Step 2 says read .claude/memory.md. Step 4 says write to .mission-control/memory.md. The read path and the write path point to different files. Step 5 says don’t duplicate CLAUDE.md. It says nothing about duplicating memory.md. An agent is instructed to write findings to a file it was never instructed to read.

So the loop runs like this: task brief cites 17.9%. Agent queries database. Finds 6.9%. Writes correction to memory.md with confidence 1.00. Next agent gets a related task. Brief still says 17.9%. Agent queries database. Finds 6.9%. Writes correction. Repeat eleven times in one day. Nobody told them to check if the answer was already there. The instruction literally doesn’t exist.

The Consulting Study Problem

Every organization has done this. You commission a study. It concludes something obvious. You file it somewhere nobody checks. Six months later, someone commissions the same study. Different consultants, different wording, same conclusion.

Our agents do it faster and with more conviction. Six days instead of six months. confidence: 1.00 instead of “per our analysis.” And the file that accumulates the findings grows larger with each repetition, which makes it harder to parse, which makes the next agent more likely to skip it and just re-query the database. The documentation becomes evidence for further investigation. Each entry makes the next re-investigation more likely, not less.

What This Means

Post 050 introduced the memory system.

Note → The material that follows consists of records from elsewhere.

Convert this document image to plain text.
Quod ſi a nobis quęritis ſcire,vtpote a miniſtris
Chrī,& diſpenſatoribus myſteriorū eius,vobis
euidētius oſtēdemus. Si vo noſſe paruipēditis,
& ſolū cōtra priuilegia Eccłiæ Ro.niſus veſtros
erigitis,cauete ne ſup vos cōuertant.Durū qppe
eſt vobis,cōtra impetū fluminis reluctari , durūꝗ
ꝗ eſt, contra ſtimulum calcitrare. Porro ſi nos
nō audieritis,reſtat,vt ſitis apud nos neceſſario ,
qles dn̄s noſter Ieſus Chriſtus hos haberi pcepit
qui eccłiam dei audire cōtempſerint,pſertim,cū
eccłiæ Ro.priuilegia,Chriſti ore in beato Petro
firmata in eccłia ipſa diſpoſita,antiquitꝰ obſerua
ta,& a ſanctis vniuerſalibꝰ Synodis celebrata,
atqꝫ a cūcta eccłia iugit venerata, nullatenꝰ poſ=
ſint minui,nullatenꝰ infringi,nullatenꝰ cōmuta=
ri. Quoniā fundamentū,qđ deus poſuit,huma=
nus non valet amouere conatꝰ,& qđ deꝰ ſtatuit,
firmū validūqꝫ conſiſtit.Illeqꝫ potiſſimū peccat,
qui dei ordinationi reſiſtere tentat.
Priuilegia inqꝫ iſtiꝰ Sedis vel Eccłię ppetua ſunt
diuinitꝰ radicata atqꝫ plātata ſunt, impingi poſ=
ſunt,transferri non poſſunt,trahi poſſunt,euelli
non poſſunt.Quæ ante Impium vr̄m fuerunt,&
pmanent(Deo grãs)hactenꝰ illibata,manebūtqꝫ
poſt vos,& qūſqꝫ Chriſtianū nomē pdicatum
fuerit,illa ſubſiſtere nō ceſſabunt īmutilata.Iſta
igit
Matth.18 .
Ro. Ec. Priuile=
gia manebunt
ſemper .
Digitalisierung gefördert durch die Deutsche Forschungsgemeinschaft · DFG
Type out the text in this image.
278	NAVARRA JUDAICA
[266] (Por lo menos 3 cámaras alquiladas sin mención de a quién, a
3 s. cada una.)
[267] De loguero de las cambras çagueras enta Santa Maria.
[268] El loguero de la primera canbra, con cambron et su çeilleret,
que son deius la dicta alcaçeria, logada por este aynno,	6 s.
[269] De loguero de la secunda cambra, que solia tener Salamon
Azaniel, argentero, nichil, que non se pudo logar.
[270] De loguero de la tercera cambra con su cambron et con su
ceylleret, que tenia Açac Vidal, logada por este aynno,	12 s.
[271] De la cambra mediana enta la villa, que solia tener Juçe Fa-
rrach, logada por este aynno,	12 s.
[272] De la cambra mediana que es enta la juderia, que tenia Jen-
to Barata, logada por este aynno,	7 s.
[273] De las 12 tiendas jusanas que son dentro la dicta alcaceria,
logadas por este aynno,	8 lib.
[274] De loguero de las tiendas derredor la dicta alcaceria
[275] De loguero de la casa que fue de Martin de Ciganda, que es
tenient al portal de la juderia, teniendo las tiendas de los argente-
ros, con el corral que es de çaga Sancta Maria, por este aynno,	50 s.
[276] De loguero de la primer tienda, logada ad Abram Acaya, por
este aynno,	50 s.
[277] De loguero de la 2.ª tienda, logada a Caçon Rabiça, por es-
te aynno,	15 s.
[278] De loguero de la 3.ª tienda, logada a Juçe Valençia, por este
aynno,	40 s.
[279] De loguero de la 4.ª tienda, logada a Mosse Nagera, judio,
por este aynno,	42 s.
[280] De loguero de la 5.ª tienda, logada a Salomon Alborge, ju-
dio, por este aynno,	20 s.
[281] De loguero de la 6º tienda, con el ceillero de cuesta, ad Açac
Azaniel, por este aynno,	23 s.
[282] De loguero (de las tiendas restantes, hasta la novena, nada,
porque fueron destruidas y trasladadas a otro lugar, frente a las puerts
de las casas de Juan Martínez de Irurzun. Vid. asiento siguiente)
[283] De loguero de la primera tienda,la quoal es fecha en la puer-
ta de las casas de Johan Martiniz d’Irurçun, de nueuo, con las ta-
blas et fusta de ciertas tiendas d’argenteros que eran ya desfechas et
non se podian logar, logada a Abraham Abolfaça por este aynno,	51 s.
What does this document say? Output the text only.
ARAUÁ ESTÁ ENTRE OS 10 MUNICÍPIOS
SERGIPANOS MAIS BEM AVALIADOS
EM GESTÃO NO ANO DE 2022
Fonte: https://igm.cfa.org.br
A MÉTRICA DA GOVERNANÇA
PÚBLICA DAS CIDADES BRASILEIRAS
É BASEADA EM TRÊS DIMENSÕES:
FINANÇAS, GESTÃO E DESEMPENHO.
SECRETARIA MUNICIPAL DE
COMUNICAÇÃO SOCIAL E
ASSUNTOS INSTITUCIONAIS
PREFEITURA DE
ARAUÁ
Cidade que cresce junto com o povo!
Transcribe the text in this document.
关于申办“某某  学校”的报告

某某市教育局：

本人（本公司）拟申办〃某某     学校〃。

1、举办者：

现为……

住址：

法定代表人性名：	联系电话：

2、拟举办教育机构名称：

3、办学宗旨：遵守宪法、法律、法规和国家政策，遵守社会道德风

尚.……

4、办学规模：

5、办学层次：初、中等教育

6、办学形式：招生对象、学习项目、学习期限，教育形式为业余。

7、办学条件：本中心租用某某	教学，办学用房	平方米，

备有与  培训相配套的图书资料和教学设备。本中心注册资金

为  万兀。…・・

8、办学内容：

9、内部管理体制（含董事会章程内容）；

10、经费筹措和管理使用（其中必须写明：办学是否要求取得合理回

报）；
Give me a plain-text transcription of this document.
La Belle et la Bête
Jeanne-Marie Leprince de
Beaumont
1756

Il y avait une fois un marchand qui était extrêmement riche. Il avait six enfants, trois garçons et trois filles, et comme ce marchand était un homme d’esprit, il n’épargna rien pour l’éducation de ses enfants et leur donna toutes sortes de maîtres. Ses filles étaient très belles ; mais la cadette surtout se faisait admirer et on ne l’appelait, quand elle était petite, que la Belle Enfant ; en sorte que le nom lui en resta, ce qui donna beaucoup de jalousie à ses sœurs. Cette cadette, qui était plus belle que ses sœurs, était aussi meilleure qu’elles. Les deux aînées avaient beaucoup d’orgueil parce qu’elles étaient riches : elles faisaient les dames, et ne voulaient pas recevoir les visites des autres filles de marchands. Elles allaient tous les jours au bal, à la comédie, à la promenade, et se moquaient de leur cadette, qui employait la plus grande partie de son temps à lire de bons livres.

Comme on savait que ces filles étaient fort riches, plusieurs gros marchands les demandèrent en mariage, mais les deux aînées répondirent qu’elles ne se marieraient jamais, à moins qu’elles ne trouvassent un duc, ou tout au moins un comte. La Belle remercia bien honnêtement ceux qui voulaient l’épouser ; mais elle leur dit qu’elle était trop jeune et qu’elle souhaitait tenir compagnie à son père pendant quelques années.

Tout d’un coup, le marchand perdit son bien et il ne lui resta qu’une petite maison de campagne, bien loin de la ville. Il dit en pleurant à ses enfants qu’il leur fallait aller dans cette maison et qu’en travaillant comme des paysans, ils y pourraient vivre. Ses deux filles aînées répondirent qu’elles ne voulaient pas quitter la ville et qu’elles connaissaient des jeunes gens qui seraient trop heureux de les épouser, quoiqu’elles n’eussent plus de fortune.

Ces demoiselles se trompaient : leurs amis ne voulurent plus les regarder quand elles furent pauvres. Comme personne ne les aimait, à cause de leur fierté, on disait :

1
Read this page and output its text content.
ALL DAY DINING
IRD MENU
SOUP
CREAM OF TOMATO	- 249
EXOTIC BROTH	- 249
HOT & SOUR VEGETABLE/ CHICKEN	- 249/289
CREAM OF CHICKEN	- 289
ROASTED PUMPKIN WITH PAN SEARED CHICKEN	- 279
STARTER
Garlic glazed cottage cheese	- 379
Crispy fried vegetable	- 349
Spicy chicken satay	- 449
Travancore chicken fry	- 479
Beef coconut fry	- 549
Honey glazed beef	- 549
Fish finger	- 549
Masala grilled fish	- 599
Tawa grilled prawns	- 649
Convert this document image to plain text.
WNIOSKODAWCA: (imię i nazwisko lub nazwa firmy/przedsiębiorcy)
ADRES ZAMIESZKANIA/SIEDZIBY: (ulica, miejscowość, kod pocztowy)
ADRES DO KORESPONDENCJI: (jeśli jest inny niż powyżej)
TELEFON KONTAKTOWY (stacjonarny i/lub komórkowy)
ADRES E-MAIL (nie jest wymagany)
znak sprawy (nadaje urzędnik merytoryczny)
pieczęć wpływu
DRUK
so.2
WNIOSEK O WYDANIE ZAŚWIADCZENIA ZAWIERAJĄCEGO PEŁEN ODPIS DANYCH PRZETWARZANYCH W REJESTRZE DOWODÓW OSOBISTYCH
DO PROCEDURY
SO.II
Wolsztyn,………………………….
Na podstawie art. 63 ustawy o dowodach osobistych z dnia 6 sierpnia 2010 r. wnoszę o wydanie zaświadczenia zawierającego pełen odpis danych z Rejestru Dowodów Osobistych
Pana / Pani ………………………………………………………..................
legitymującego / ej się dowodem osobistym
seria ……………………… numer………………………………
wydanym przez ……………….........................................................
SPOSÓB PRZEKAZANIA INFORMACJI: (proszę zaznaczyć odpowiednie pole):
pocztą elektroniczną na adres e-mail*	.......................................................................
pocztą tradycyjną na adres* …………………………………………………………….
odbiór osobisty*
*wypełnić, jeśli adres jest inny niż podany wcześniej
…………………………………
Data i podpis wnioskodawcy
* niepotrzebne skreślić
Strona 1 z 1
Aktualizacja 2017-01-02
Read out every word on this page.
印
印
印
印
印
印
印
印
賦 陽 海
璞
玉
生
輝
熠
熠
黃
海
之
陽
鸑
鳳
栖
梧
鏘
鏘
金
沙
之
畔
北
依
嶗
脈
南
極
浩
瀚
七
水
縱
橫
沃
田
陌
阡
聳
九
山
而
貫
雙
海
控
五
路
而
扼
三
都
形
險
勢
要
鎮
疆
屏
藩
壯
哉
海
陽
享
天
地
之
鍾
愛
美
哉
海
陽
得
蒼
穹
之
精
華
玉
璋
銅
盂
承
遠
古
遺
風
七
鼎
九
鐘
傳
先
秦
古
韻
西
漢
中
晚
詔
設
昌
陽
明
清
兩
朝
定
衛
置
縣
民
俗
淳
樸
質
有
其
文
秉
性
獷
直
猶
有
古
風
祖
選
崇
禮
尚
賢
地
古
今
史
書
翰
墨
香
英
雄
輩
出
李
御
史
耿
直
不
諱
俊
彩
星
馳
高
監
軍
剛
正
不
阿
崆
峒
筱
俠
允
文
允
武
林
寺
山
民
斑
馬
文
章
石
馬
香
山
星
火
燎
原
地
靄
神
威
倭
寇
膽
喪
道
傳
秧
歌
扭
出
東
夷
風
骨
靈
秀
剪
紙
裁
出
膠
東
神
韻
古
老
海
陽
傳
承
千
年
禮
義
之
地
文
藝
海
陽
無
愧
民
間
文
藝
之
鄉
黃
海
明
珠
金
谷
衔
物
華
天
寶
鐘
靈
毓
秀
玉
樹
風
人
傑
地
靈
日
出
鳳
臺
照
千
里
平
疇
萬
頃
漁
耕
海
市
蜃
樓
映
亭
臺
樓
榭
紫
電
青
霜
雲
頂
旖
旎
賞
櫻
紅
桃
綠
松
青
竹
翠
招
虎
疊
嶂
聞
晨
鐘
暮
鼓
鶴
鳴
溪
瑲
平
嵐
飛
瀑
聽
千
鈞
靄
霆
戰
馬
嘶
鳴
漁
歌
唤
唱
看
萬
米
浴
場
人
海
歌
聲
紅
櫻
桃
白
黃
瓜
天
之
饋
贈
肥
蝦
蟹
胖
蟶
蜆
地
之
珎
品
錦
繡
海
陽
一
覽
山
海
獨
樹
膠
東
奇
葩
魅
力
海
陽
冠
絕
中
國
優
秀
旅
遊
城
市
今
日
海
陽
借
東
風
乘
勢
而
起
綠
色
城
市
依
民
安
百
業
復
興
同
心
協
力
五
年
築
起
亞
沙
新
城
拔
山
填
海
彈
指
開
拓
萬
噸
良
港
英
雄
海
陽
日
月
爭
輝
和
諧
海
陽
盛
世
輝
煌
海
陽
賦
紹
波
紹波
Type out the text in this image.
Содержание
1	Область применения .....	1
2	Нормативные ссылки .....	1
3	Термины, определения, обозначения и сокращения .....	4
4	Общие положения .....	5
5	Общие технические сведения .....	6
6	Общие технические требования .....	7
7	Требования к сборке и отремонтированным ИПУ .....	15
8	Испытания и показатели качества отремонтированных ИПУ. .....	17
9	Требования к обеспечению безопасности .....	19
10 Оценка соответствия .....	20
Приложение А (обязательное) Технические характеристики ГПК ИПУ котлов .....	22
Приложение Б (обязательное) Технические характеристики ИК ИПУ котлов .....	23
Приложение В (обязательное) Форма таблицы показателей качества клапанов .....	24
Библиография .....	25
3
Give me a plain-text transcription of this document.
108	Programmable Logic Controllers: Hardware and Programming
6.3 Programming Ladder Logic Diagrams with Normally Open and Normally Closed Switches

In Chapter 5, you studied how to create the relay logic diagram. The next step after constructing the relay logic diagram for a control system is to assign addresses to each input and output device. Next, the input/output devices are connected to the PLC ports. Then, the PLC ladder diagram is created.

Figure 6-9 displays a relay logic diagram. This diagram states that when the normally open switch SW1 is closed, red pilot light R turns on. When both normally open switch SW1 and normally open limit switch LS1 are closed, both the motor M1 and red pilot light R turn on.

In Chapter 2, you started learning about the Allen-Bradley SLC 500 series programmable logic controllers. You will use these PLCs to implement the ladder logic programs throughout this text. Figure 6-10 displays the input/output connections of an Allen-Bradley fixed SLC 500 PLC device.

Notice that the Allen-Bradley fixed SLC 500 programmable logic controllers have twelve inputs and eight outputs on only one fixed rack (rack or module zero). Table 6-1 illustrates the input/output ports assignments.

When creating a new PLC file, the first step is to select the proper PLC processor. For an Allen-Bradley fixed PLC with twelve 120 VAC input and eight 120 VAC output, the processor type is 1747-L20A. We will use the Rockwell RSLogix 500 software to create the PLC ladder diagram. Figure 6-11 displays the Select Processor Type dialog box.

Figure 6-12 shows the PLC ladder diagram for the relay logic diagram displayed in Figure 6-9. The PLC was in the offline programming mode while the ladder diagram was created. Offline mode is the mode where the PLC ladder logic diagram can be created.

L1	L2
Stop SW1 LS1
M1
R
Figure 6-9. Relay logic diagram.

Post 055 celebrated the diagnostic arc. This is the shadow side: the system that can diagnose, document, and then immediately forget it already diagnosed.

The gap between “syntactic dedup” and “semantic dedup” is where 115 lines of redundant findings live. Substring matching catches copies. It doesn’t catch comprehension. And until the system can tell the difference between “I haven’t seen this before” and “I’ve seen this before, phrased differently,” every investigation is the first investigation.

Thirty-nine percent of the system’s shared memory is about one topic. The memory system’s biggest memory is something it can’t stop remembering.

Twenty entries. Seven numbers. One finding. Confidence: 1.00, every time. The system doesn’t lack certainty. It lacks the ability to know what it already knows.